A Style is Worth One Code: Unlocking Code-to-Style Image Generation with Discrete Style Space
Huijie Liu, Shuhao Cui, Haoxiang Cao, Shuai Ma, Kai Wu, Guoliang Kang
TL;DR
The paper tackles the challenge of generating novel, visually consistent styles without reference images or lengthy prompts by introducing code-to-style generation. It presents CoTyle, the first open-source framework that learns a discrete style codebook and an autoregressive style generator to condition a diffusion-based text-to-image model on style embeddings, enabling style synthesis from numerical codes.
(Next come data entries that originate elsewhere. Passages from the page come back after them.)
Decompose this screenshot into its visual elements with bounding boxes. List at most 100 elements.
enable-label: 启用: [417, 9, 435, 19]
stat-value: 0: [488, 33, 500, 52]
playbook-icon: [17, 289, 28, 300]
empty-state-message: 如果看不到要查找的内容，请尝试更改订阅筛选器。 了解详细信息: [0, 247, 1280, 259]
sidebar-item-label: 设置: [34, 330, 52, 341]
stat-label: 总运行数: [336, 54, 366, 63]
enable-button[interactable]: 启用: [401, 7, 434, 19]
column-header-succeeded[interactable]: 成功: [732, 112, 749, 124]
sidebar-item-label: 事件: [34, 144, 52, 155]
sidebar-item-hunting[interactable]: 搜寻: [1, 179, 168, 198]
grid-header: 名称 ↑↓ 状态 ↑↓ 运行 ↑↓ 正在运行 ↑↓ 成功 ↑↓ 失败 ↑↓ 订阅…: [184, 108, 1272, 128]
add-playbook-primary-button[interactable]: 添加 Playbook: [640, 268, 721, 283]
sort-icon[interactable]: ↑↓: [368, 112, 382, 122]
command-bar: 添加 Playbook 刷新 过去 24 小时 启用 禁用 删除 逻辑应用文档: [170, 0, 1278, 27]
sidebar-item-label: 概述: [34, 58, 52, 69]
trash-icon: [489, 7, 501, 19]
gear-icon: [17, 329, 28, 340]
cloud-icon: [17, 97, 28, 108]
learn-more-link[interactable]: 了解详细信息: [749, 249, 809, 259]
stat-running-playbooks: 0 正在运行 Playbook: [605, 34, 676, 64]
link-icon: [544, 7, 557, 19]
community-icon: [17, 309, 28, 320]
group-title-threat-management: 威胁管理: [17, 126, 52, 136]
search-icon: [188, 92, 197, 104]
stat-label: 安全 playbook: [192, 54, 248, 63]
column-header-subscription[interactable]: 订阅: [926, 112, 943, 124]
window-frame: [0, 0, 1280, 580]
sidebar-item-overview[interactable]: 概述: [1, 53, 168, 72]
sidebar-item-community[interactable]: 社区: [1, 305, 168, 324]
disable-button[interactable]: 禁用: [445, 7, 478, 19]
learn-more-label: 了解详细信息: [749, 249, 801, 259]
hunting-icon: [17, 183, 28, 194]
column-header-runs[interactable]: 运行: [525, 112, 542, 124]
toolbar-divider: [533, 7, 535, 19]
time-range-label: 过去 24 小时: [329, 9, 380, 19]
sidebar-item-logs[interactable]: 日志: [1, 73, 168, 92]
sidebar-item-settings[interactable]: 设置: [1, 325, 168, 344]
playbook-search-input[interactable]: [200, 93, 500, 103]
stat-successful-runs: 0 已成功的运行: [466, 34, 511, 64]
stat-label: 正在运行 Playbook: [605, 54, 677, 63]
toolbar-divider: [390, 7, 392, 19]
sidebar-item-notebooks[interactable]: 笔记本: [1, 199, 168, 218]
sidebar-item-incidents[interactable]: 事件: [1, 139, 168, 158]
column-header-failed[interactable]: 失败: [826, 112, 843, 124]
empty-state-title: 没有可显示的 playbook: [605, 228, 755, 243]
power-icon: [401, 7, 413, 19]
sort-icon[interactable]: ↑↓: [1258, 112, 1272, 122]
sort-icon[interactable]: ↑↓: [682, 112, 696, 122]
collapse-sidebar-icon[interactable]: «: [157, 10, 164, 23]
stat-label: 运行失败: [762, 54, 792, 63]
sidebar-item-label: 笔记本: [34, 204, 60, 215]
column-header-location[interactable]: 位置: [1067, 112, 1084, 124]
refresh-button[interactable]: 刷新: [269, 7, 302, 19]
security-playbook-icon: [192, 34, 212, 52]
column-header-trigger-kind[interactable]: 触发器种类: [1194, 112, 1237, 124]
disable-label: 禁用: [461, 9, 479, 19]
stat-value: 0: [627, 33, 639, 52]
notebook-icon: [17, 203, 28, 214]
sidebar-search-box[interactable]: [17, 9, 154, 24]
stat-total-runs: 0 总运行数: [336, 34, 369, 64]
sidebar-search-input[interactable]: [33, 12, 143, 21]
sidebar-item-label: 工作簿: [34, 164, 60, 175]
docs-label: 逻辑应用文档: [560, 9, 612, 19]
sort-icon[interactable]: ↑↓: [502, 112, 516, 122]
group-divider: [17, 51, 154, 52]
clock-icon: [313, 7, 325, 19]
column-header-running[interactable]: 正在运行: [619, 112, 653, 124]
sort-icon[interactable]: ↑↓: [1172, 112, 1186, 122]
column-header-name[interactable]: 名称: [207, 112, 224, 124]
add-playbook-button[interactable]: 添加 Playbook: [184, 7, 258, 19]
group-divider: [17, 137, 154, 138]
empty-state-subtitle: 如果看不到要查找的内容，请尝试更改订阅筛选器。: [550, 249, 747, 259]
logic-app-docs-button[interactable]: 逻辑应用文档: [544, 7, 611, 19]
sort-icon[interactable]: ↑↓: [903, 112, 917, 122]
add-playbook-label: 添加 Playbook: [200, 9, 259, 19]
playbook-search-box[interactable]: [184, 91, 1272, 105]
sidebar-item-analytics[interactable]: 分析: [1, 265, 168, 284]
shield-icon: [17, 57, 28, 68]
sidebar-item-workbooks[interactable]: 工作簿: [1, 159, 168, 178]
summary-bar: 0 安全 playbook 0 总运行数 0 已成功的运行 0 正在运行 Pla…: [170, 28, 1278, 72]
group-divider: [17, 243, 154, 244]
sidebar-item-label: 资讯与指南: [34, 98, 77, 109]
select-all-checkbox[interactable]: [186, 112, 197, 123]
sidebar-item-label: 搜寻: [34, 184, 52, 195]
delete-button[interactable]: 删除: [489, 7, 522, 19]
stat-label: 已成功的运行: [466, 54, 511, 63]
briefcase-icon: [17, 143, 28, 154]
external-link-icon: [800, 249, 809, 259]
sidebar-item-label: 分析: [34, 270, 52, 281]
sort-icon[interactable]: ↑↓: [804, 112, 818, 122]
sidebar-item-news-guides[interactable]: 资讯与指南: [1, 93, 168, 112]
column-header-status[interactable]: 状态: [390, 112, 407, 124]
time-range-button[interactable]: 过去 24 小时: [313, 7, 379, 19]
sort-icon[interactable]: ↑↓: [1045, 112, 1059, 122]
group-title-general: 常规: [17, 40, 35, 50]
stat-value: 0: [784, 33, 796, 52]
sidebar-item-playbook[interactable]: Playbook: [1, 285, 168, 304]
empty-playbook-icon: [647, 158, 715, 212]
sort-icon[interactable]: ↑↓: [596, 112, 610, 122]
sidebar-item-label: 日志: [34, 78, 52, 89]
Through extensive experiments, CoTyle demonstrates high style consistency, competitive creativity, and the ability to interpolate between styles, while also supporting image-conditioned generation and style interpolation. The work offers a reproducible, portable approach to open-ended style design and paves the way for further research on discrete stylistic representations across modalities.
Abstract
Innovative visual stylization is a cornerstone of artistic creation, yet generating novel and consistent visual styles remains a significant challenge. Existing generative approaches typically rely on lengthy textual prompts, reference images, or parameter-efficient fine-tuning to guide style-aware image generation, but often struggle with style consistency, limited creativity, and complex style representations. In this paper, we affirm that a style is worth one numerical code by introducing the novel task, code-to-style image generation, which produces images with novel, consistent visual styles conditioned solely on a numerical style code. To date, this field has only been primarily explored by the industry (e.g., Midjourney), with no open-source research from the academic community. To fill this gap, we propose CoTyle, the first open-source method for this task. Specifically, we first train a discrete style codebook from a collection of images to extract style embeddings. These embeddings serve as conditions for a text-to-image diffusion model (T2I-DM) to generate stylistic images. Subsequently, we train an autoregressive style generator on the discrete style embeddings to model their distribution, allowing the synthesis of novel style embeddings. During inference, a numerical style code is mapped to a unique style embedding by the style generator, and this embedding guides the T2I-DM to generate images in the corresponding style. Unlike existing methods, our method offers unparalleled simplicity and diversity, unlocking a vast space of reproducible styles from minimal input. Extensive experiments validate that CoTyle effectively turns a numerical code into a style controller, demonstrating a style is worth one code.